Here's are 10 reasons why:
- Wakefulness, compared to sleep, is essentially low level brain damage. Scientist can measure impairments in the brain once you get below 7 hours of sleep. With 14 days straight of 6 hours sleep or less, your cognitive performance nose dives, and with no sign of leveling off.
- Insufficient sleep is linked to increased incidences of bowel, prostate, and breast cancer. We all have cancer cells within our body, and what really prevents the formation of full on cancer, are these natural killer cells. Their presence and performance has been shown to be boosted by good sleep. In fact, the World Health Organization has decided to classify any form of nighttime shift work as a probable carcinogen.
- People sleeping 4-5 hours a night will on average eat 200-300 extra calories each day. That’s 70,000 extra calories each year which translates into 10-15 lbs (~6 kilos) of extra body mass! With less sleep, the hunger hormone (ghrelin) gets ramped up and leptin (the cue to your brain that you’re full) gets suppressed. This is why after a poor night’s rest, you’re also more likely to make really bad diet decisions.
- Every 30 seconds, there is a car accident linked to lack of sleep. Drowsy driving kills more people on the roads than alcohol or drugs combined! After 20 hours of being awake, you are as physically and cognitively impaired as you would be if you were legally drunk. Don’t drive drowsy.
- Sleep is the greatest legal performance enhancing drug that people aren’t using enough. Sleep doesn’t improve the places where we’re already good in terms of motor skills, sleep is more intelligent than that. It finds friction points or motor skill deficits, and smooths them out/improves them at night when your eyes are closed. We see this a lot with musicians or athletes, one day they aren’t able to nail a piece or move, and the next day they can! It’s not practice that makes you perfect at a skill. It is practice with a night of sleep that makes it perfect.
- Not enough sleep means lower athletic performance. If you’re getting 6 hours of sleep or less, your time to physical exhaustion drops by up to 30%. Lactic acid builds up quicker the less sleep you have. The ability of your lungs to expire CO2 and inhale oxygen decreases as well. The less sleep you have the lower your peak muscular strength, the lower your vertical jump height, and lower your peak running speed.
- Lack of sleep is correlated to a higher injury risk. One study showed a 60% increase in probability of injury comparing people who get 9 hours of sleep a night, to those who get 5 hours. Your stability muscles also fail earlier when not getting enough sleep.

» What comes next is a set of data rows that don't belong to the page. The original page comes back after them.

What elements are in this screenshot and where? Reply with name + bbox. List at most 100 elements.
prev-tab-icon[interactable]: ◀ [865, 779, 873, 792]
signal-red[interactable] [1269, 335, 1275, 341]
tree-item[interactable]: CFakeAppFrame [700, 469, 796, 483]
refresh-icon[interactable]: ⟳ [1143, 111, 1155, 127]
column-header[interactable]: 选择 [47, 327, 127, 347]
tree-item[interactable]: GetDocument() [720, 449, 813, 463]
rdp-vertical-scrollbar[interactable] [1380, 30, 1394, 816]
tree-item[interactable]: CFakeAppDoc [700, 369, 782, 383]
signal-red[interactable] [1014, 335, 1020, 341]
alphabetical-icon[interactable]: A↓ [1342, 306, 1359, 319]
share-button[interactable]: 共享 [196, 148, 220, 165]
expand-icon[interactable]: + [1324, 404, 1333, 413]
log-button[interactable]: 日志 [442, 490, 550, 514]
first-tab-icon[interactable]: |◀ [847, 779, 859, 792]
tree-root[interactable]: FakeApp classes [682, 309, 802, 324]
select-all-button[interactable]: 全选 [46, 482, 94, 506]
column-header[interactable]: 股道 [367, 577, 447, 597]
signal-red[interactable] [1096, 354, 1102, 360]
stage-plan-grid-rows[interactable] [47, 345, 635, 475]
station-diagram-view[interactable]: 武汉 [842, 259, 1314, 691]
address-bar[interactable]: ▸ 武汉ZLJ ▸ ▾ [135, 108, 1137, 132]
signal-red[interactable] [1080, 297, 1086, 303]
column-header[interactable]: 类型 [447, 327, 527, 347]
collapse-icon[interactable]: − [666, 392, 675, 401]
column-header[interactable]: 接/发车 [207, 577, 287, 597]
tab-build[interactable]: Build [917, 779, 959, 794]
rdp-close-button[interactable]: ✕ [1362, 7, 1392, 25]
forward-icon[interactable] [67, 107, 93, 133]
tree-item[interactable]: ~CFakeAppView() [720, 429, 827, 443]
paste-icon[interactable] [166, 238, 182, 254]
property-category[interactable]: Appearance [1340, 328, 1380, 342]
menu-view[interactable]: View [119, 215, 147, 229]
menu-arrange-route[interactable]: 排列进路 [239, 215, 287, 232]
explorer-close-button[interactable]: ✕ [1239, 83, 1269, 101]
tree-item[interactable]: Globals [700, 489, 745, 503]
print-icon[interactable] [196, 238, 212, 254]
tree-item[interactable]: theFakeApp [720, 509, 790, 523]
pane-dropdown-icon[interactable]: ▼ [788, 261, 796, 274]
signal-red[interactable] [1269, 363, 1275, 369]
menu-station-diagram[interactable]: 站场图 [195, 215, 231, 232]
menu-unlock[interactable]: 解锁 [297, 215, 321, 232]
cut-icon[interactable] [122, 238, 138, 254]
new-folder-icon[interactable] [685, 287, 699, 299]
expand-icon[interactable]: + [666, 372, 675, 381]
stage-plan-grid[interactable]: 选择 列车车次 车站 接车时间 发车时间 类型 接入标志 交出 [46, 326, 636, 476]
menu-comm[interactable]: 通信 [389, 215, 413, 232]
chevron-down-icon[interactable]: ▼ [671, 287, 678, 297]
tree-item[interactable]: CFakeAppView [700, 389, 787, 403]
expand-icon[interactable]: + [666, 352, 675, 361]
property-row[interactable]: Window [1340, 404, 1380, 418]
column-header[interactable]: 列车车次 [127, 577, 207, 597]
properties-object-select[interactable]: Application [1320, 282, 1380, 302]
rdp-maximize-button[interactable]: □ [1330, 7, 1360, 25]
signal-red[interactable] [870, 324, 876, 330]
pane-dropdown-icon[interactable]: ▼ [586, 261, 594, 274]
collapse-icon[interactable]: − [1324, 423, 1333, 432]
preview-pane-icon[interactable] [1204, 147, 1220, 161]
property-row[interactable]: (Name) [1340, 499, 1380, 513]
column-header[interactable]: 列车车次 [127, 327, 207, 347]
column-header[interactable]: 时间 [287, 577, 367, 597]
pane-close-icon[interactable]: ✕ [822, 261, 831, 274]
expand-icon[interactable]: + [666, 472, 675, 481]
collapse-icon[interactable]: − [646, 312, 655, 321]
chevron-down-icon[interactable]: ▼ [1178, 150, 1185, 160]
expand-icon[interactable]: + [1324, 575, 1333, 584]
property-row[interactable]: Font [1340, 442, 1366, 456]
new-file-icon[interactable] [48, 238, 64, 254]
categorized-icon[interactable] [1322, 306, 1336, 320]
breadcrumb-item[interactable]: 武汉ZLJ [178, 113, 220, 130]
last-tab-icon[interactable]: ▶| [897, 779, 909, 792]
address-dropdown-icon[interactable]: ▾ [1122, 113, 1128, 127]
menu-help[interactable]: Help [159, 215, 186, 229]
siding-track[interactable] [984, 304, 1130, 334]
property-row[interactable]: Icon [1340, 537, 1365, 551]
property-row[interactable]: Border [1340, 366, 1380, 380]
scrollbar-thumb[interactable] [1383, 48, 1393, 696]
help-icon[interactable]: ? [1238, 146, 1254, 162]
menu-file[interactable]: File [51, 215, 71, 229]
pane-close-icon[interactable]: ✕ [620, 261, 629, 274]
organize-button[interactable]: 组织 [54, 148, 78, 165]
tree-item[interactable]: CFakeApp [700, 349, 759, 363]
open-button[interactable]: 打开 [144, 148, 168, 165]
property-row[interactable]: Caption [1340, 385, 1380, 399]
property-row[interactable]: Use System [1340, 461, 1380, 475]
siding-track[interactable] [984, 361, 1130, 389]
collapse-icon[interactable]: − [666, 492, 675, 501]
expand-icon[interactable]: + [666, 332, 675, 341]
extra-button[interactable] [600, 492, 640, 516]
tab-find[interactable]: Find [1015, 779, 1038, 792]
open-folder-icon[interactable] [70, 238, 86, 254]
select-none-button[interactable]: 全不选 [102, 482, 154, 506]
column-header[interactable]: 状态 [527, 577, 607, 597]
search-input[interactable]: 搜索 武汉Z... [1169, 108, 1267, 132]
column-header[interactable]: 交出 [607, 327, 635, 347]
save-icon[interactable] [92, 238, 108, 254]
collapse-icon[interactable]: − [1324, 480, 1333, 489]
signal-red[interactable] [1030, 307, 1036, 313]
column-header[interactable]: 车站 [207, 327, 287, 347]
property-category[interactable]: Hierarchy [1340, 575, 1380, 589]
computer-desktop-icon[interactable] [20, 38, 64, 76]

- The old adage, “sleep on it” is worth its weight in gold. During dream sleep, we take old information and combine it with new information we’ve learned, and form new connections/associations. For this reason, we might often find new solutions to previously unsolvable problems after a good night’s sleep. Thomas Edison was known to keep a notepad next to him as he slept to record his dreams and the solutions to problems he was trying to solve.
- A specific study showed that men who sleep 5-6 hours a night will have a level of testosterone 6-10 years their senior. Testosterone plays a key role in muscle mass and bones, sex drive, mood and quality of life, verbal memory and thinking ability…who wants to age prematurely?!
- There is a small fraction of of the population that has a certain gene that allows them to survive on 5 hours of sleep. The gene promotes wakefulness chemistry in the brain and is in less than 1% of the population. You are more likely to be struck by lighting than have this gene.
Convinced on the awesomeness of sleep? Good. Some quick tips to get started on a healthy sleep regimen includes setting regular bed and wake up times, turning off screens at least 1 hour before bed, keeping your house dimly lit a couple of hours before bedtime, and keeping your room cool.
Now turn off the screen and catch some ZZZ’s!